UK Inbound tourism will continue to be the fastest growing tourism sector, with spend by international visitors forecast to grow by over 6% a year. The value of inbound tourism is forecast to grow from around over £21bn in 2013 to £57bn by 2025, with the UK seeing an international tourism balance of payments surplus within a decade – almost forty years since the UK last reported a surplus.

If Britain were to become as successful as its European competitors in the new emerging growth markets for tourism (such as China) it could increase the value of inbound tourism by an additional £12bn by 2025 – an increase to £69bn or over 20% on the base forecast.

Scottish inbound tourism is set to grow from £2.0bn in 2013 to £5.2bn by 2025.

Mike Cantlay, Chairman of VisitScotland said:

“Tourism is a cornerstone of Scottish industry and is vitally important to the on-going stabilisation of the economy.

“I’m delighted to see the importance being placed on tourism, highlighting the fundamental role it has in job creation, economy growth and ultimately putting Scotland firmly on the front foot after a difficult economic period.

“Our popularity with our international markets comes as no surprise. Our award-winning marketing teams do a marvellous job of communicating exactly what we have to offer visitors. Themed years have helped ensure that our many assets are showcased and we have a tremendous amount to look forward to next year and beyond.
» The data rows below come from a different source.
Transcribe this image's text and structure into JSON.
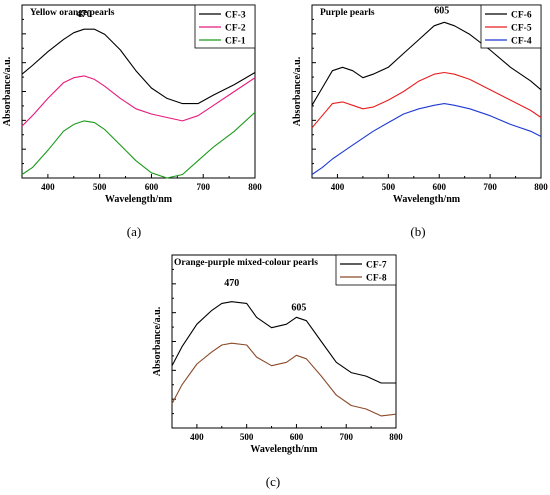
{
  "chart_data": [
    {
      "type": "line",
      "panel_label": "(a)",
      "title": "Yellow orange pearls",
      "xlabel": "Wavelength/nm",
      "ylabel": "Absorbance/a.u.",
      "xlim": [
        350,
        800
      ],
      "ylim": [
        0,
        1
      ],
      "xticks": [
        400,
        500,
        600,
        700,
        800
      ],
      "annotations": [
        {
          "text": "470",
          "x": 470,
          "y": 0.93
        }
      ],
      "legend_position": "top-right",
      "grid": false,
      "series": [
        {
          "name": "CF-3",
          "color": "#000000",
          "x": [
            350,
            370,
            400,
            430,
            450,
            470,
            490,
            510,
            540,
            570,
            600,
            630,
            660,
            690,
            720,
            760,
            800
          ],
          "y": [
            0.6,
            0.65,
            0.73,
            0.8,
            0.84,
            0.86,
            0.86,
            0.83,
            0.74,
            0.62,
            0.52,
            0.46,
            0.43,
            0.43,
            0.48,
            0.54,
            0.61
          ]
        },
        {
          "name": "CF-2",
          "color": "#e8197d",
          "x": [
            350,
            370,
            400,
            430,
            450,
            470,
            490,
            510,
            540,
            570,
            600,
            630,
            660,
            690,
            720,
            760,
            800
          ],
          "y": [
            0.3,
            0.36,
            0.46,
            0.55,
            0.58,
            0.59,
            0.57,
            0.53,
            0.46,
            0.4,
            0.37,
            0.35,
            0.33,
            0.36,
            0.42,
            0.5,
            0.58
          ]
        },
        {
          "name": "CF-1",
          "color": "#1a9a1a",
          "x": [
            350,
            370,
            400,
            430,
            450,
            470,
            490,
            510,
            540,
            570,
            600,
            630,
            660,
            690,
            720,
            760,
            800
          ],
          "y": [
            0.02,
            0.06,
            0.16,
            0.27,
            0.31,
            0.33,
            0.32,
            0.28,
            0.19,
            0.1,
            0.03,
            0.0,
            0.02,
            0.1,
            0.18,
            0.27,
            0.38
          ]
        }
      ]
    },
    {
      "type": "line",
      "panel_label": "(b)",
      "title": "Purple pearls",
      "xlabel": "Wavelength/nm",
      "ylabel": "Absorbance/a.u.",
      "xlim": [
        350,
        800
      ],
      "ylim": [
        0,
        1
      ],
      "xticks": [
        400,
        500,
        600,
        700,
        800
      ],
      "annotations": [
        {
          "text": "605",
          "x": 605,
          "y": 0.95
        }
      ],
      "legend_position": "top-right",
      "grid": false,
      "series": [
        {
          "name": "CF-6",
          "color": "#000000",
          "x": [
            350,
            370,
            390,
            410,
            430,
            450,
            470,
            500,
            530,
            560,
            590,
            610,
            630,
            660,
            700,
            740,
            780,
            800
          ],
          "y": [
            0.42,
            0.52,
            0.62,
            0.64,
            0.62,
            0.58,
            0.6,
            0.64,
            0.72,
            0.8,
            0.88,
            0.9,
            0.88,
            0.83,
            0.74,
            0.64,
            0.56,
            0.51
          ]
        },
        {
          "name": "CF-5",
          "color": "#e81e1e",
          "x": [
            350,
            370,
            390,
            410,
            430,
            450,
            470,
            500,
            530,
            560,
            590,
            610,
            630,
            660,
            700,
            740,
            780,
            800
          ],
          "y": [
            0.29,
            0.36,
            0.43,
            0.44,
            0.42,
            0.4,
            0.41,
            0.45,
            0.5,
            0.56,
            0.6,
            0.61,
            0.6,
            0.57,
            0.51,
            0.45,
            0.39,
            0.35
          ]
        },
        {
          "name": "CF-4",
          "color": "#1e3ad2",
          "x": [
            350,
            370,
            390,
            410,
            430,
            450,
            470,
            500,
            530,
            560,
            590,
            610,
            630,
            660,
            700,
            740,
            780,
            800
          ],
          "y": [
            0.02,
            0.06,
            0.11,
            0.15,
            0.19,
            0.23,
            0.27,
            0.32,
            0.37,
            0.4,
            0.42,
            0.43,
            0.42,
            0.4,
            0.36,
            0.31,
            0.27,
            0.24
          ]
        }
      ]
    },
    {
      "type": "line",
      "panel_label": "(c)",
      "title": "Orange-purple mixed-colour pearls",
      "xlabel": "Wavelength/nm",
      "ylabel": "Absorbance/a.u.",
      "xlim": [
        350,
        800
      ],
      "ylim": [
        0,
        1
      ],
      "xticks": [
        400,
        500,
        600,
        700,
        800
      ],
      "annotations": [
        {
          "text": "470",
          "x": 470,
          "y": 0.82
        },
        {
          "text": "605",
          "x": 605,
          "y": 0.68
        }
      ],
      "legend_position": "top-right",
      "grid": false,
      "series": [
        {
          "name": "CF-7",
          "color": "#000000",
          "x": [
            350,
            370,
            400,
            430,
            450,
            470,
            500,
            520,
            550,
            580,
            600,
            620,
            650,
            680,
            710,
            740,
            770,
            800
          ],
          "y": [
            0.36,
            0.47,
            0.6,
            0.68,
            0.72,
            0.73,
            0.72,
            0.64,
            0.58,
            0.6,
            0.64,
            0.62,
            0.5,
            0.38,
            0.32,
            0.3,
            0.26,
            0.26
          ]
        },
        {
          "name": "CF-8",
          "color": "#8b4a2a",
          "x": [
            350,
            370,
            400,
            430,
            450,
            470,
            500,
            520,
            550,
            580,
            600,
            620,
            650,
            680,
            710,
            740,
            770,
            800
          ],
          "y": [
            0.14,
            0.25,
            0.37,
            0.44,
            0.48,
            0.49,
            0.48,
            0.41,
            0.36,
            0.38,
            0.42,
            0.4,
            0.3,
            0.19,
            0.13,
            0.11,
            0.07,
            0.08
          ]
        }
      ]
    }
  ]
}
In 2014, the Ryder Cup in Gleneagles, the Commonwealth Games in Glasgow, Homecoming Scotland and the recently announced MTV Europe Music Awards, also in Glasgow, will allow us to market our beautiful country on a global stage like never before.

“We are going to welcome the world to these shores with an opportunity to create a lasting legacy for Scotland. Our promise is that we will not only meet expectations, but exceed them.”
Christopher Rodrigues, Chairman of VisitBritain added:

“Tourism is fast becoming the bedrock of our UK economy and still has the ability to grow at levels that will lead other industries out of the economic slowdown.

“Scotland has so much to offer international guests. Edinburgh is a major draw for international visitors and regularly appears on destination wish-lists along with Glasgow and the Highlands.

“Scotland could have an industry worth over £23.1 billion by 2025, that’s 53.4% more in real terms than in 2013, which would support 349,000 jobs – at all skill levels.

“Inbound tourism’s record performance since the Olympics bodes well for the future but to achieve full potential after the Commonwealth Games, we need to continue to raise our game, marry policy and marketing and promote Scotland even more aggressively overseas.”